Be Flexible and Generous
All companies want to minimize losses, but with this being a crisis that threatens the health of customers, brands should put people before profit. This is a factor that can strongly impact how well you recover following the outbreak. If a customer had a bad experience during this time of crisis and felt that the company only cared about maintaining revenue, the likelihood of them returning is slim. On the other hand, if they had a good experience, and felt that the company genuinely cared about their wellbeing, they could become a long-term loyal customer.
Even if not legally required, it’s in a company’s long-term best interest to be flexible and generous. Airlines, hotels, and tour operators, when reasonable, should consider allowing customers to cancel bookings and receive full refunds, even if originally they were not refundable.
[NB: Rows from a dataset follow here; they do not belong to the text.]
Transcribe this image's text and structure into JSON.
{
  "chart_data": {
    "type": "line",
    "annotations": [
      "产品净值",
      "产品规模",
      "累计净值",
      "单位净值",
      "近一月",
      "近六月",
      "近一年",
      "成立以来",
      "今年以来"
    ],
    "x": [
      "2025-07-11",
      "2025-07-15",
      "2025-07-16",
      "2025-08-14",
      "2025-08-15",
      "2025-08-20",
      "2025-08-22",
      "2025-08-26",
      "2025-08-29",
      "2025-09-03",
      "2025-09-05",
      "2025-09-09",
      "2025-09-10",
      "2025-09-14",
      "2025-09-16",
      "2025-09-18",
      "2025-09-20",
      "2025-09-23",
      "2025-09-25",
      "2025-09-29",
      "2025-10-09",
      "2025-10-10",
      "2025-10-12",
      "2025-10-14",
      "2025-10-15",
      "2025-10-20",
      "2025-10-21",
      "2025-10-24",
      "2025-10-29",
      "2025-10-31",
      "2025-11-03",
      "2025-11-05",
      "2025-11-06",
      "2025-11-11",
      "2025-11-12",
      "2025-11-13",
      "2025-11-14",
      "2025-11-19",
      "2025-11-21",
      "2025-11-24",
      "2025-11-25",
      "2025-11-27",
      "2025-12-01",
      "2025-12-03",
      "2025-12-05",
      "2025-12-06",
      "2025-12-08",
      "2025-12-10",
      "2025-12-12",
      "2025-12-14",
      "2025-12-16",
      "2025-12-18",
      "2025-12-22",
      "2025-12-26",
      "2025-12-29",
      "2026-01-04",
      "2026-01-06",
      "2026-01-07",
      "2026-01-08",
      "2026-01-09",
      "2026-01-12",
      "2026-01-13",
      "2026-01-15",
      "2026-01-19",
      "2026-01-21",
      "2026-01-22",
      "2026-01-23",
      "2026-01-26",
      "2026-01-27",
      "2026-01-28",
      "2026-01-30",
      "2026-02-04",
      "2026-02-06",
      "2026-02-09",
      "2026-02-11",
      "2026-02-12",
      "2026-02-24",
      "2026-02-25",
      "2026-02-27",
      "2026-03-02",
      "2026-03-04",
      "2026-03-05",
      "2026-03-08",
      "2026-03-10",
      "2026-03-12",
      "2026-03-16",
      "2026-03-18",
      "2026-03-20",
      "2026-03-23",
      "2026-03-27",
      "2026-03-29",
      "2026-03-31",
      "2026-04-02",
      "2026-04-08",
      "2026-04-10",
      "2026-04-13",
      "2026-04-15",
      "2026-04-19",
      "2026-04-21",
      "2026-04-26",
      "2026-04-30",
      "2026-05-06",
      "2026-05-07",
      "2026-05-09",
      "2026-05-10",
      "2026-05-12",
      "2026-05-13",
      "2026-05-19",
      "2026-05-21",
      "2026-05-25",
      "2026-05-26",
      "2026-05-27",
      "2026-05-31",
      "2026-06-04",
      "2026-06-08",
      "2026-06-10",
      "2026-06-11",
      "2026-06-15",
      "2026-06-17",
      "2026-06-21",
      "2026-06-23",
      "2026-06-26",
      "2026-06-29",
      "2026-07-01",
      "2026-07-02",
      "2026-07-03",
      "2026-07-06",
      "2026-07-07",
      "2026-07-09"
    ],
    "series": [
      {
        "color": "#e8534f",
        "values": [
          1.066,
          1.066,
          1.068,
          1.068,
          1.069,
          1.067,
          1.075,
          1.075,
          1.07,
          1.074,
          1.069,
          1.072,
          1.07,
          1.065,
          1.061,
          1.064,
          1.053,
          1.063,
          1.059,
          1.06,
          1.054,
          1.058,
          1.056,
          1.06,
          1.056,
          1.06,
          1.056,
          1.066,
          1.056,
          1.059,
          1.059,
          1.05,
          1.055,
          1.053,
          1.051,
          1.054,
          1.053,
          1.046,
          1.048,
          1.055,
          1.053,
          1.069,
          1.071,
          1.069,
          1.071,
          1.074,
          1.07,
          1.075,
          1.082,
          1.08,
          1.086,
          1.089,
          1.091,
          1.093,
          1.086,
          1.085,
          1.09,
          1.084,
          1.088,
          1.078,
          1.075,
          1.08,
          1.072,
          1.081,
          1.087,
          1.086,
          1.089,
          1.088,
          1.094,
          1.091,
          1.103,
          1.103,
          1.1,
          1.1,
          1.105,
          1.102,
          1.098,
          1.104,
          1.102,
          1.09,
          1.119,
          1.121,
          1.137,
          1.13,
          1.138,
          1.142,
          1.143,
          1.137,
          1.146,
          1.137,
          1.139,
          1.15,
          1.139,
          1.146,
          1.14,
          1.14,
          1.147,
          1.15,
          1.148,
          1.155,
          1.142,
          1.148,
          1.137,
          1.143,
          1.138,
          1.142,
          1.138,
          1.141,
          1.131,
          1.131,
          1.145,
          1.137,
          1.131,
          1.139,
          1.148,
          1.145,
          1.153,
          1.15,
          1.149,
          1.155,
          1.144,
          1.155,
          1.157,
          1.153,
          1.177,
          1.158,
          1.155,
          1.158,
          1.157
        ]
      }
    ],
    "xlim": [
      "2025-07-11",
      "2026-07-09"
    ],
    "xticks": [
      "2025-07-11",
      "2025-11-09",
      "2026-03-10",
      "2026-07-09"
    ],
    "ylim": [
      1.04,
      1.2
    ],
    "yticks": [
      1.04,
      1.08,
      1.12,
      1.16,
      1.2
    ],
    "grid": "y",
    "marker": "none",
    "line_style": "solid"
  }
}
If issuing a full refund isn’t possible or appropriate, customers should be given the opportunity to cancel for a full service credit when the crisis is over.
Actively Monitor the Situation and Manage Campaigns
The status of coronavirus and the world is constantly changing, which means campaigns need to be managed accordingly. For example, if a city or country emerges as an epicenter of an outbreak or becomes subject of new travel restrictions, brands have to react immediately. If there are paid search efforts being targeted there, marketers have to appropriately modify or deactivate them. Because ultimately, there is nothing to be gained from marketing travel to areas that aren’t safe, or to audiences that no longer have the opportunity to travel. These efforts can help travel and hospitality brands minimize waste, while protecting customers and employees.
What’s best for your brand is ultimately up to you and your company. We have no way of controlling what happens globally, only how we respond. Not everyone sees budget-cutting as the answer, but it’s in any companies’ best interest to reconsider marketing strategies, especially those in the travel and hospitality industry.